The U.S. Defense Department blamed the Haqqani network for a truck bomb that blew up outside an American base over the weekend, wounding 77 U.S. soldiers and killing five Afghans. The attack occurred in eastern Wardak province, an hour's drive from Kabul.
The violence carries an unsettling message to Western leaders and their Afghan allies about the resilience and reach of the Taliban and related organizations. It is also an indication the militants may not be interested in pursuing peace talks with President Hamid Karzai's government or the United States.

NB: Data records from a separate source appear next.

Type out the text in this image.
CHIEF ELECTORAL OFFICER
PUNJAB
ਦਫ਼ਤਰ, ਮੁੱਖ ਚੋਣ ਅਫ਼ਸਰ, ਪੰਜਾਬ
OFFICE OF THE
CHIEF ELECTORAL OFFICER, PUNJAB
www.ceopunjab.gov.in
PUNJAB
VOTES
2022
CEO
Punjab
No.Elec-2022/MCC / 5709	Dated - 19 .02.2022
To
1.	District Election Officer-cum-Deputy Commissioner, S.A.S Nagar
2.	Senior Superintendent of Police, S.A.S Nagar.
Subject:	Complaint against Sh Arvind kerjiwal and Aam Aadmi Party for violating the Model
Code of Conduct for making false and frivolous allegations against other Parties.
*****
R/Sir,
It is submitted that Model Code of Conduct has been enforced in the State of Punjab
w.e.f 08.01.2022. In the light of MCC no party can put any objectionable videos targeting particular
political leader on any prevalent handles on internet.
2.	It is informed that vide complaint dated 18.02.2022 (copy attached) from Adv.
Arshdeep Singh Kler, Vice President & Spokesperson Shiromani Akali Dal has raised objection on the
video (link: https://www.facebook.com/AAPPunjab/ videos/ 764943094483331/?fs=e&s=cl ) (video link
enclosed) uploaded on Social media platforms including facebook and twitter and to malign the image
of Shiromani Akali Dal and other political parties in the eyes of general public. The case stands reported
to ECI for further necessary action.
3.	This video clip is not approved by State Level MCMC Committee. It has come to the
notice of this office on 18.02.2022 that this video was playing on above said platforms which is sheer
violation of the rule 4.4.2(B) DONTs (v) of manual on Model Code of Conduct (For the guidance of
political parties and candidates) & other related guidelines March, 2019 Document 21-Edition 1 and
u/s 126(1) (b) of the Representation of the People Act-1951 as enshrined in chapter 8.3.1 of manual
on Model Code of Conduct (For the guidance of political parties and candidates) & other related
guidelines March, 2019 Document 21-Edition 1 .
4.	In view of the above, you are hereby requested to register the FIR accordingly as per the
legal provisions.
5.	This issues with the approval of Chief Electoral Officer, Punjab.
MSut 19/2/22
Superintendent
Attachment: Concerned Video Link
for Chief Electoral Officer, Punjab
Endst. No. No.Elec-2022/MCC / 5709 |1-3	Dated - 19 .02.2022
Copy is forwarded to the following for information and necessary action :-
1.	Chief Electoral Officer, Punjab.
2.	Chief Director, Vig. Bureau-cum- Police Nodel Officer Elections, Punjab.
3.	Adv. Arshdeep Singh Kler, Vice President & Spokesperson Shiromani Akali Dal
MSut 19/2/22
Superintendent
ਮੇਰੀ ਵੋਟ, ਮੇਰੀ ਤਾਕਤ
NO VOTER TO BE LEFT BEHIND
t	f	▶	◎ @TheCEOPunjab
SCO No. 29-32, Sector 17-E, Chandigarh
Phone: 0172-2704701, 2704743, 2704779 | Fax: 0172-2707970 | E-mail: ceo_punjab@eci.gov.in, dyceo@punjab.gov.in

White House press secretary Jay Carney said the U.S. would continue to move toward removing soldiers sent in as part of the 2009 troop surge and would keep training local forces.
"This will in no way deter our commitment to the mission, which is to provide for security in the country as we work to transition a security lead to the Afghan national security forces," Carney said.
NATO Secretary-General Anders Fogh Rasmussen echoed this, saying in Brussels that the "enemies of Afghanistan" were trying to disrupt the handing over of security responsibility to the Afghans.
Karzai said the attacks would not deter Afghan security forces from taking full responsibility for security by the time the international community withdraws all its combat troops.
"By carrying out such attacks terrorists cannot stop the transition of security from international to Afghan forces," Karzai said in a statement.
The U.S. and other foreign troops intend to withdraw from the country by the end of 2014. President Barack Obama has ordered the withdrawal of 33,000 troops by the end of next summer, and some of America's international partners are making plans to remove some of their forces. There are now about 131,000 foreign troops in Afghanistan, with 90,000 from the United States.
The expansion of the Afghan army and police is critical to NATO's exit strategy. Earlier this summer, the alliance handed over responsibility for security in seven areas, including two provinces. But violence has increased in some of those places.
The U.S. hopes to have 325,000 Afghan army and police in the field by the end of 2014. But the Afghan forces have been plagued by desertions. And on Tuesday, the Pentagon announced it will try to cut the multibillion dollar cost of training the forces.
(Associated Press writers Heidi Vogt and Rahim Faiez in Kabul, and Bradley Klapper and Kimberly Dozier in Washington, contributed to this report.)